Additionally, the removal of the foreskin creates a secondary loss of sensitivity: not only has the most erogenous tissue of the male sexual organ been removed, but, as the man ages, the glans loses its mucosal covering, becomes dried out, and keratinizes over time. Typically by middle age the glans of the circumcised penis has lost much of its receptive potential and the man requires more abrasive stimulation to achieve orgasm. Often this is just as a woman is becoming peri-menopausal and experiencing decreasing vaginal lubrication. Typically, the problem is identified as the woman’s entry into menopause; the contribution of the circumcised partner is rarely acknowledged. In subtle but profound ways, circumcision functions to diminish a man’s pleasure potential, allowing his bond to his partner to be subordinated to his bond to his tribal male peers.

Circumcision achieves this by violently breaching the maternal-infant bond shortly after birth; by amputating and marking the baby’s sexual organ before he knows what he has lost; by disempowering, “taming,” the mother at the height of her instinctual need to protect her infant; by bonding the baby to the community of men past, present, and future and to a male-imaged G-d; by restructuring the family and the society in terms of male dominance; and by psycho-sexually wounding the manhood still asleep in the unsuspecting baby boy. In all of these ways — socially, politically, religiously, ethnically, sexually, tribally, and interpersonally — the cutting of our baby boys’ sexual organs is the fulcrum around which patriarchy exerts its power.

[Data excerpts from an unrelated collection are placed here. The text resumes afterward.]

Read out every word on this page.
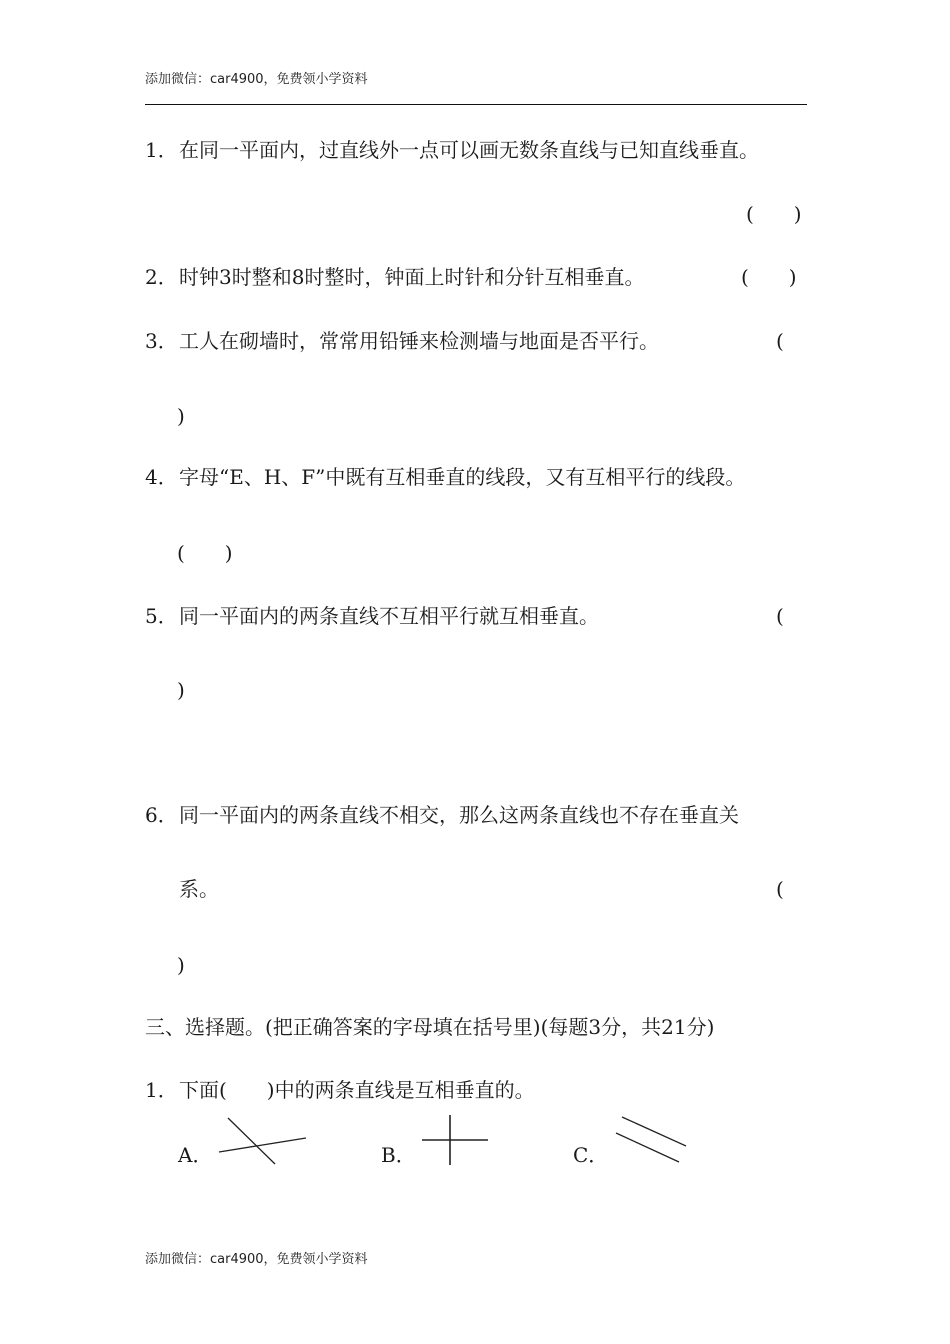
添加微信：car4900，免费领小学资料
1．在同一平面内，过直线外一点可以画无数条直线与已知直线垂直。
(　　)
2．时钟3时整和8时整时，钟面上时针和分针互相垂直。	(　　)
3．工人在砌墙时，常常用铅锤来检测墙与地面是否平行。	(
)
4．字母“E、H、F”中既有互相垂直的线段，又有互相平行的线段。
(　　)
5．同一平面内的两条直线不互相平行就互相垂直。	(
)
6．同一平面内的两条直线不相交，那么这两条直线也不存在垂直关
系。	(
)
三、选择题。(把正确答案的字母填在括号里)(每题3分，共21分)
1．下面(　　)中的两条直线是互相垂直的。
A．	B．	C．
添加微信：car4900，免费领小学资料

Circumcision is a rite of male domination — domination and the entitlement of domination over other men, women, and children, both institutionally and personally. It is the essence of patriarchy.

These are just a few quotes from the article.  In an anti-circumcision article, terms like “womb wisdom” and sentences like, “Circumcision is a rite of male domination — domination and the entitlement of domination over other men, women, and children, both institutionally and personally. It is the essence of patriarchy” have no place.  The point of being against circumcision is what happens to baby BOYS (and older boys and men if circumcision happens later).

What has happened is that women have managed to take over the anti-circumcision movement and make it all about them.  The boys who actually get circumcised are only an afterthought at best.  The “logic” that we see here is incredibly twisted, but that is what it takes to say women are the real victims of male circumcision.

What has happened to the anti-circumcision movement is a sober warning about what could happen to the MRM if we are not careful.  The anti-circumcision movement has been taken over by women and made to be anti-male.  We can’t let that happen to the MRM.

Comment: read the comments. I personally think a circumcised male who has PIV at sixteen has more real sex than an uncircumcised male who masturbates well into his twenties. As I explained to Hyperborean, one shouldn’t seek a pretext to fight one’s enemies, but attack them on their real faults.